The recent emergence of multiaxial molecular ferroelectrics opens up a new route toward technological evolution in the next-generation flexible/wearable device applications. However, a fundamental understanding of multiaxial ferroelectricity and polarization switching at the microscopic level in these materials is still missing. Herein, we study a high-temperature multiaxial perovskite ferroelectric (Me3NOH)(2)[KCo(CN)(6)] (TMC-4) that exhibits a bond-switching phase transition at 417 K with notable piezoelectricity and spontaneous polarization in the ferroelectric phase. The cleavage and reformation of coordination bonds and hydrogen bonds during the bond-switching transition all contribute to a large entropy change of 178.79 J K-1 kg(-1) at the phase transition.

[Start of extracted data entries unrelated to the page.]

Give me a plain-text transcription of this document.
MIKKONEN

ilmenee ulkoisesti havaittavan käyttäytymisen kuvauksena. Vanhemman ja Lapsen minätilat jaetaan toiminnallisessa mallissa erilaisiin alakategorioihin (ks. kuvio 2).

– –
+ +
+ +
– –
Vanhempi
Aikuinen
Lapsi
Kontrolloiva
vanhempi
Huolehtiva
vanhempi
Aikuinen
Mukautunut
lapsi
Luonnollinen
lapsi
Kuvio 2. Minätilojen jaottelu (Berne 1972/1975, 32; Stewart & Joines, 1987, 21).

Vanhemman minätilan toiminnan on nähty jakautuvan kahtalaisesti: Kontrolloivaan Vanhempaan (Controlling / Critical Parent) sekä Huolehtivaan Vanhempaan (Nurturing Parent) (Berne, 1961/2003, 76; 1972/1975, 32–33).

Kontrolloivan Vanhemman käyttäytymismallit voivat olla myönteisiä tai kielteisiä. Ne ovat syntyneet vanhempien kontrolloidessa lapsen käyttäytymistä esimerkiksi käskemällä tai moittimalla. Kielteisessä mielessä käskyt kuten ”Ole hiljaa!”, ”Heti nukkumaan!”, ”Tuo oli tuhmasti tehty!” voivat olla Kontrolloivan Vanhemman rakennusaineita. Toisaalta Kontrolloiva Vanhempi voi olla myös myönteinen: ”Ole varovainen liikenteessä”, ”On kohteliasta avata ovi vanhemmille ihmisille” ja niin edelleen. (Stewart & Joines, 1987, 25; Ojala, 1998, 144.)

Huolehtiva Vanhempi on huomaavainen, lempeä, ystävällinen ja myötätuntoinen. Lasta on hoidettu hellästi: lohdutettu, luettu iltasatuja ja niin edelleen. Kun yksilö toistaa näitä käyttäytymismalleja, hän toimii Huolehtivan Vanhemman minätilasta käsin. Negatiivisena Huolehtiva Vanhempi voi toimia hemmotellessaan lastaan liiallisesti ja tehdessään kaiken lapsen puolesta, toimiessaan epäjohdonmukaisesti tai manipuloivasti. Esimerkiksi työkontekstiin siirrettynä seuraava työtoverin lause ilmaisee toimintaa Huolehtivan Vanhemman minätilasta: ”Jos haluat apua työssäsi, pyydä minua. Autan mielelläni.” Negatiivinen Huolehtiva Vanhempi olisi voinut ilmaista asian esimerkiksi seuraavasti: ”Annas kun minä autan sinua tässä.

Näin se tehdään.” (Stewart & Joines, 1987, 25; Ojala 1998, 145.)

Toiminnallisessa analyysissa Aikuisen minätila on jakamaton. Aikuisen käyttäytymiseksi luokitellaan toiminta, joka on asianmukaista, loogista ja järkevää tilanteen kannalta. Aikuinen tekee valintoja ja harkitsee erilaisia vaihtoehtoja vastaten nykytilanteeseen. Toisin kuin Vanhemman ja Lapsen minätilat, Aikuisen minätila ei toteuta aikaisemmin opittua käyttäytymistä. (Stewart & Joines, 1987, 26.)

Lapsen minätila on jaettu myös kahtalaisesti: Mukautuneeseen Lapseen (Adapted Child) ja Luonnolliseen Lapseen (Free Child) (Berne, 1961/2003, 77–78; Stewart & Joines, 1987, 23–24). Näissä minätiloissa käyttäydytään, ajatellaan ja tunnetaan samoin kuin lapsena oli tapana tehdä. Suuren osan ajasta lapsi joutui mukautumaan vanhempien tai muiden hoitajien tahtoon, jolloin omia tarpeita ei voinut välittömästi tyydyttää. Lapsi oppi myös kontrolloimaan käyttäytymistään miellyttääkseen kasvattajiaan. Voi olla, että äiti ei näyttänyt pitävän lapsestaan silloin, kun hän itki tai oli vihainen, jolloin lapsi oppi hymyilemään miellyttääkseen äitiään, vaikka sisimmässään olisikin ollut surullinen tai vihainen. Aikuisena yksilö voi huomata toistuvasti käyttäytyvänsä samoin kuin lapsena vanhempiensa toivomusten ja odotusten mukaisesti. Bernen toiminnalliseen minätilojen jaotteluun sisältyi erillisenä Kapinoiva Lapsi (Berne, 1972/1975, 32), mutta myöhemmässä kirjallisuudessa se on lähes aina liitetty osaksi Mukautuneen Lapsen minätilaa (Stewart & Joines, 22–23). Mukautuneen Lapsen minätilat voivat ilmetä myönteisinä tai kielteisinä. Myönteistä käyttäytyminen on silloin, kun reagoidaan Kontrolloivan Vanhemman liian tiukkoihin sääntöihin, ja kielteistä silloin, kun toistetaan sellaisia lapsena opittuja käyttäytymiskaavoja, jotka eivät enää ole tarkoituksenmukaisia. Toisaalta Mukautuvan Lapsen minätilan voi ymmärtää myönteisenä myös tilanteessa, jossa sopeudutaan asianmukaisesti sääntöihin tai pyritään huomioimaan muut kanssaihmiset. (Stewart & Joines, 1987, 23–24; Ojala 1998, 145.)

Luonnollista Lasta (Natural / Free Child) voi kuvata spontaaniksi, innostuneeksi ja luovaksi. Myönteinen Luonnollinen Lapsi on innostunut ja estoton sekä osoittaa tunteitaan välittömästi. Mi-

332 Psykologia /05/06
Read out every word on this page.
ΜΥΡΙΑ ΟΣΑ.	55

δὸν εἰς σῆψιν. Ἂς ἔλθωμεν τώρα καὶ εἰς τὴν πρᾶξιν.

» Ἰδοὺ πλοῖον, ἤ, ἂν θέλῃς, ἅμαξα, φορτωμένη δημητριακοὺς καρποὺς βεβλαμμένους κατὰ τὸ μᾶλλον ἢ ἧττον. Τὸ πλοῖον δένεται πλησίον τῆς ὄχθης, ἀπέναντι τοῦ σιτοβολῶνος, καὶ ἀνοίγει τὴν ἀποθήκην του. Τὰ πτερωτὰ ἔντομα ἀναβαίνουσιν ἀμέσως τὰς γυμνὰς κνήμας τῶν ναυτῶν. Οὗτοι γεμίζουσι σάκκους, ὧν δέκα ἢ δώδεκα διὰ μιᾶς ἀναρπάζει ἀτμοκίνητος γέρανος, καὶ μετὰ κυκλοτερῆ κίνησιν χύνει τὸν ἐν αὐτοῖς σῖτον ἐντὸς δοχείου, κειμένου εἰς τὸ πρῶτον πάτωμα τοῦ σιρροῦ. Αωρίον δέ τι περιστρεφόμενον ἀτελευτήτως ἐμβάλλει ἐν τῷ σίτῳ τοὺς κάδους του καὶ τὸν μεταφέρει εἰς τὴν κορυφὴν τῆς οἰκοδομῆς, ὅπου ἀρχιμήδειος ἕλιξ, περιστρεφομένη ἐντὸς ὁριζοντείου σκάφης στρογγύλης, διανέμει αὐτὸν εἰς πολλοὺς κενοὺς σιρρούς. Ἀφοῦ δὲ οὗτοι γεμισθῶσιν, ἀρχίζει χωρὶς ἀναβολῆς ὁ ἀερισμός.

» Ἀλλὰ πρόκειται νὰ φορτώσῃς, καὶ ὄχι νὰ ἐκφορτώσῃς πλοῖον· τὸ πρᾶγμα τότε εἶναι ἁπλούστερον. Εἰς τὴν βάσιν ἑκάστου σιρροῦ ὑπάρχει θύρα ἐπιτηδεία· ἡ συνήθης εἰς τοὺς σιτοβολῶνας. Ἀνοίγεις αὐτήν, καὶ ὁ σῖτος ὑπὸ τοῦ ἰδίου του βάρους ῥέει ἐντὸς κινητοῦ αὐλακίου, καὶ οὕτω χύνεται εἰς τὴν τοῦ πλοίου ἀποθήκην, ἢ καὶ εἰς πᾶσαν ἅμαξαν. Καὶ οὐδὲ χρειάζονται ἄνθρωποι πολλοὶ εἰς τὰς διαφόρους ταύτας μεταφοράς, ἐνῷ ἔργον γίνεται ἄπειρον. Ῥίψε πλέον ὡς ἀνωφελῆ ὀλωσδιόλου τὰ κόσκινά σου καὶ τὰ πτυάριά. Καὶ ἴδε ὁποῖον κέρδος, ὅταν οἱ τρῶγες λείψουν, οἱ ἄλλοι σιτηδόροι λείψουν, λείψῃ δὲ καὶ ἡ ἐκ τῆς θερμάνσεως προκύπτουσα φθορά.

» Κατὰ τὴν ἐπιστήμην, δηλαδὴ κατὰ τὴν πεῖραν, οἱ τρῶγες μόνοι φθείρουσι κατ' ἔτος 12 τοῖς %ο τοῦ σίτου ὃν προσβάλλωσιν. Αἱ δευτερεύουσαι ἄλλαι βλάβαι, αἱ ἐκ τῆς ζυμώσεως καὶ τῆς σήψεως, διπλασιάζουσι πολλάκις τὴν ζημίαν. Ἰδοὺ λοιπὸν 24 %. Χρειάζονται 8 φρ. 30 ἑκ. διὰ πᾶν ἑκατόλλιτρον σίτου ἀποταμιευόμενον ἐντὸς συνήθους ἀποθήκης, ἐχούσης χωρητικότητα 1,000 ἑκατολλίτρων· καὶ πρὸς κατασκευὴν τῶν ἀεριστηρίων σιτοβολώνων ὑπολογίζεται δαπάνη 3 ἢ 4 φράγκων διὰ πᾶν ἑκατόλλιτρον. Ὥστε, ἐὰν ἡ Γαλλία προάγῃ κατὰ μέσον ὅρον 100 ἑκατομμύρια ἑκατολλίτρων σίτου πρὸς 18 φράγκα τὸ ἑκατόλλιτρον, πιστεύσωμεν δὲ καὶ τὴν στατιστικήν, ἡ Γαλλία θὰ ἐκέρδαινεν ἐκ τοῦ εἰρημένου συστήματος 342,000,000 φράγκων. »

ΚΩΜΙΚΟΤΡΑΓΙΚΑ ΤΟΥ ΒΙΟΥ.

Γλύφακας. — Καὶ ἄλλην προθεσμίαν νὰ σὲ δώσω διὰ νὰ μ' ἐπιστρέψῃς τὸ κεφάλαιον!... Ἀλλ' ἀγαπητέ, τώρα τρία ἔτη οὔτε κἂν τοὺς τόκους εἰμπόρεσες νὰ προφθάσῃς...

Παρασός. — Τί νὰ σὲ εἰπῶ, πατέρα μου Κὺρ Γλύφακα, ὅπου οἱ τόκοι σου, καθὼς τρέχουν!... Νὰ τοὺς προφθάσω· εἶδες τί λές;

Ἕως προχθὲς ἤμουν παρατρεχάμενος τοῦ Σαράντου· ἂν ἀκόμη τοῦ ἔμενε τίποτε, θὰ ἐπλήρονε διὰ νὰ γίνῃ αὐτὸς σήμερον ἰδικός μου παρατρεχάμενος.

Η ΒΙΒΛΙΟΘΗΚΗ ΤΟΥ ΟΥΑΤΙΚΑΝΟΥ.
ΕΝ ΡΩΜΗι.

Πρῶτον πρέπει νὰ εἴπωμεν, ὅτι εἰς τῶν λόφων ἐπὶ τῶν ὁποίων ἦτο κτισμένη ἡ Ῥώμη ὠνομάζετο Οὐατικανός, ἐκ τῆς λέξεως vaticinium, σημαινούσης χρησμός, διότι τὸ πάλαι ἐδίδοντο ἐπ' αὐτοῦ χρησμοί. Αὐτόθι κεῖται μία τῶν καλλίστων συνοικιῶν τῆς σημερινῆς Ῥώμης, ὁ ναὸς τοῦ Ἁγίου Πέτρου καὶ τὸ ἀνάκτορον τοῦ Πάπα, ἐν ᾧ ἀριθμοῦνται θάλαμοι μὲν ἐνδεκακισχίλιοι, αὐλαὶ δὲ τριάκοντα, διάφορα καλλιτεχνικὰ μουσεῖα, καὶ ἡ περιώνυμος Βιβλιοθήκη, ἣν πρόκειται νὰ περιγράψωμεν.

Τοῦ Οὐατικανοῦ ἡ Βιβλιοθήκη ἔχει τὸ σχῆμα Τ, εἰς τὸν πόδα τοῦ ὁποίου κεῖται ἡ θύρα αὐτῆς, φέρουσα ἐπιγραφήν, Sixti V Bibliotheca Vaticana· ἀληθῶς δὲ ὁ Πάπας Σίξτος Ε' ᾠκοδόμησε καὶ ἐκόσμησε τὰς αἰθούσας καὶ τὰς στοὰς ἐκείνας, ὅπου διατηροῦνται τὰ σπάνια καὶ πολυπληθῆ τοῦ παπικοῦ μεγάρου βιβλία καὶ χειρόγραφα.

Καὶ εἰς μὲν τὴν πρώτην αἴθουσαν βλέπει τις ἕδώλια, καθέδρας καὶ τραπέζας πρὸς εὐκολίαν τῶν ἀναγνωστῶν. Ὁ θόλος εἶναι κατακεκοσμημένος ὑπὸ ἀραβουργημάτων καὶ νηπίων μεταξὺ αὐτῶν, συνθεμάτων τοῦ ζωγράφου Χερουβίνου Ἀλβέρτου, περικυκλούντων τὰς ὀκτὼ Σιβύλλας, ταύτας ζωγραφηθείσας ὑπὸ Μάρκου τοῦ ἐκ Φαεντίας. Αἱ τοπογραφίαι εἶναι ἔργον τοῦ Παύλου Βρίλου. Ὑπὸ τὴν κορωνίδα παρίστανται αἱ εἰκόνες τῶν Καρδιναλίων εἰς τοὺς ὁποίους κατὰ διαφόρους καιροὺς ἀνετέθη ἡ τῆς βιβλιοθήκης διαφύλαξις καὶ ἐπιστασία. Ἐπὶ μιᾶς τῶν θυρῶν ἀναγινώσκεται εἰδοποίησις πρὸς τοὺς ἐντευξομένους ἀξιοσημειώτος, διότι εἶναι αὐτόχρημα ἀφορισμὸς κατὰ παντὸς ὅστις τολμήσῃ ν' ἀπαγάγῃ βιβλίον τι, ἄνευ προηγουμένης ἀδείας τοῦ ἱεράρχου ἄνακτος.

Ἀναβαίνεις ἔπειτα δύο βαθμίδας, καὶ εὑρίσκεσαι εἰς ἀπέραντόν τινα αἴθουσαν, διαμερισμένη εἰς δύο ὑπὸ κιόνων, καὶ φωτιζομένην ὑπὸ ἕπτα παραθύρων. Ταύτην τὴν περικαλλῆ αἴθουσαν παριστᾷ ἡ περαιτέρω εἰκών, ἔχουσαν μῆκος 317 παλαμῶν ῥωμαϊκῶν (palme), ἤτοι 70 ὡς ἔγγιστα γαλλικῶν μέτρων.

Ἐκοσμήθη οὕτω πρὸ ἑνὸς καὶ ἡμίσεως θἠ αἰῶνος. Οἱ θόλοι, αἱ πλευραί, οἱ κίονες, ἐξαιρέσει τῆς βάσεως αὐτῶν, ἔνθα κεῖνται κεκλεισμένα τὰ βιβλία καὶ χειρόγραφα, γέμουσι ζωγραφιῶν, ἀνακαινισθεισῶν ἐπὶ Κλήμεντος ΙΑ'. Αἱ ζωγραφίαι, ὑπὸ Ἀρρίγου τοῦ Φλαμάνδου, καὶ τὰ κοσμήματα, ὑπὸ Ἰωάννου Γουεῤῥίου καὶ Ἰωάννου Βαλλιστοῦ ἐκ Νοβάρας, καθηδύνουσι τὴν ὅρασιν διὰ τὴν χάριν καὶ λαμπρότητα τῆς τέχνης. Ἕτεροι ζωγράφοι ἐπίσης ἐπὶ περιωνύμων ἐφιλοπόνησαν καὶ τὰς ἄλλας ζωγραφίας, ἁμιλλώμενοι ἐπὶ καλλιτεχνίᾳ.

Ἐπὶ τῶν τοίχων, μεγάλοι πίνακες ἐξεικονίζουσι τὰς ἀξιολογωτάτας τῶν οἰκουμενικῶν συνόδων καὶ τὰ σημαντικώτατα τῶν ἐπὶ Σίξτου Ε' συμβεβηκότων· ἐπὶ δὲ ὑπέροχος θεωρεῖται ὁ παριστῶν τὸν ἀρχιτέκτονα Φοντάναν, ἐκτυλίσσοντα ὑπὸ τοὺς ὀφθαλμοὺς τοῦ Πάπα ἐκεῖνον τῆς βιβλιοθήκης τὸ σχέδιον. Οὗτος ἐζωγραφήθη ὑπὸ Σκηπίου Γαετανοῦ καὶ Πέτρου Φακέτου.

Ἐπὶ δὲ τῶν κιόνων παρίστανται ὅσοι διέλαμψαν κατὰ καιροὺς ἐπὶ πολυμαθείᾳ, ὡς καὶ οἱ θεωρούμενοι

Using piezoresponse force microscopy (PFM), we observed diverse ferroelectric domain structures and provide evidence for both 180 degrees and non-180 degrees domain switching and their possible effect on the functional properties of molecular ferroelectrics. The results provide an insight into the multiaxial ferroelectricity of TMC-4 at the microscopic level enabling its further use in device applications.

Automated summary

The study investigated a high-temperature multiaxial perovskite ferroelectric material TMC-4, which exhibits notable piezoelectricity and spontaneous polarization during a bond-switching phase transition. The research provides insights into the multiaxial ferroelectricity of TMC-4 at the microscopic level, enabling its further utilization in device applications.